Right. If you start sending the second chapter to agents, there's a clue that your beginnings need work. Not that I did this. Never....

Now opening lines are floating all over my head. Will they work to get the tone of my character down, to show how interesting her life is and why her problems are important? I don't know. But I know that revising these first words will help me revise the manuscript as a whole. The methods I use to pick them need to be applied to every page. That's why every revision of the first fifty my professor has sent me has led to a full-manuscript revision.

It's not because I'm obsessed (really) it's because I want a polished book, not just a polished first chapter, to be the beginning of my career.

Tuesday, January 4, 2011

Book Musings: The Bermudez Triangle

The Bermudez Triangle

I read this nearly a month ago, but it stuck with me.
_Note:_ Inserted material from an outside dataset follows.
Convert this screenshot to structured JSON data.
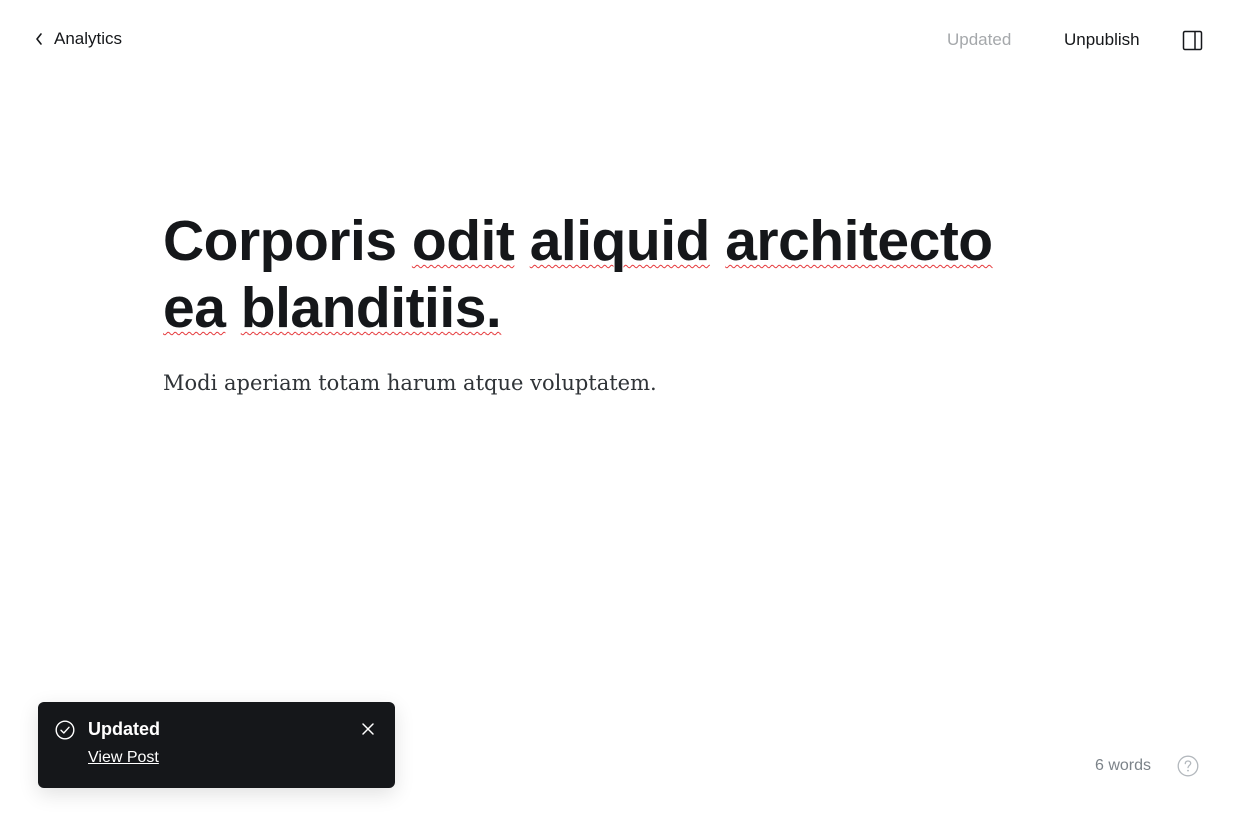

Maybe because I wasn't a huge fan of 13 Little Blue Envelopes and it made me figure out why Maureen Johnson is such a big deal. But I think it's more because it did things I've had trouble with, masterfully.

Third-person, three main characters whose stories work like a double helix, separating and coming back together to keep the story moving. The three protagonists were individuals with whom I could connect to, even though presenting characters like that in third-person, and with three of them, can be very difficult.
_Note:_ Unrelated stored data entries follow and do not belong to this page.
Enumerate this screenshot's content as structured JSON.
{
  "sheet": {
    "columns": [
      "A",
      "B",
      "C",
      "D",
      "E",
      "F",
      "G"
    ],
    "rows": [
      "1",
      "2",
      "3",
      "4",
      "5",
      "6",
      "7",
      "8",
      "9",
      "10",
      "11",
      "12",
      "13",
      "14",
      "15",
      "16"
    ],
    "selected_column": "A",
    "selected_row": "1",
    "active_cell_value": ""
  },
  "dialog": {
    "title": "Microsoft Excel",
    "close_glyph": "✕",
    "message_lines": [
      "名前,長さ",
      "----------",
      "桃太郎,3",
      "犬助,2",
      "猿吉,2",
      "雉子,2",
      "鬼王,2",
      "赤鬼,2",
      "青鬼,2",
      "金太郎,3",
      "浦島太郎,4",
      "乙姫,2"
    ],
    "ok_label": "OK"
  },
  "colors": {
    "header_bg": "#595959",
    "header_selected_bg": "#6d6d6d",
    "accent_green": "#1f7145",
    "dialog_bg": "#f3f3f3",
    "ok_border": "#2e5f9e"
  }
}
The subject matter of the book could have made it preachy. Sexuality in teenagers often leads to books all about how it is OKAY to be DIFFERENT and this is SHINY and HAPPY. In the Bermudez triangle, it's not. There are complications, but also side-stories. Life goes on, even though the characters are discovering who they are sexually as well as in general.

Johnson also created a believable world for her characters to live in. Their families were fleshed out, and locations described well. The thing was, while the secondary characters were amusing, sometimes they didn't seem to have a purpose. I'm of two minds about this, because while Nina's roommate in her summer program was funny, for instance, she didn't add to the plot. I think if characteristics of these people had been in the more major characters the novel might have been richer. But other details like the ones pertaining to the Irish-themed restaurant Mel and Avery work at were dead-on relatable. Maybe I'm just picky about character!

The wholeness of this book is what resonated with me, I think. The interwoven plots and themes. I learned a lot from the way Johnson managed the time span, and the multiple interesting characters.

Monday, January 3, 2011

GoodReads, Good Year

It's the first blog post of 2011! Since 2010 is over, and I can not read anything else in 2010, I can post my GoodReads stats.

i read 215 books for the first time in 2010. My total read was probably around 222 since I read I Capture the Castle every year, and I reread Harry Potter this summer. Of that, 47 were ebooks. Much less than half. However, I also read more than double the number of books I'd read in any other year. I averaged 75 in 2006-2009. Part of that was due to the summer of reading, but I imagine some was due to the availability of those 47 books on my iPad.

I also made more of an effort to read outside of school, and to read YA. That will be reflected in this blog over this year, I'm sure!

Tomorrow, I'll review Maureen Johnson's The Bermudez Triangle, so be on the lookout!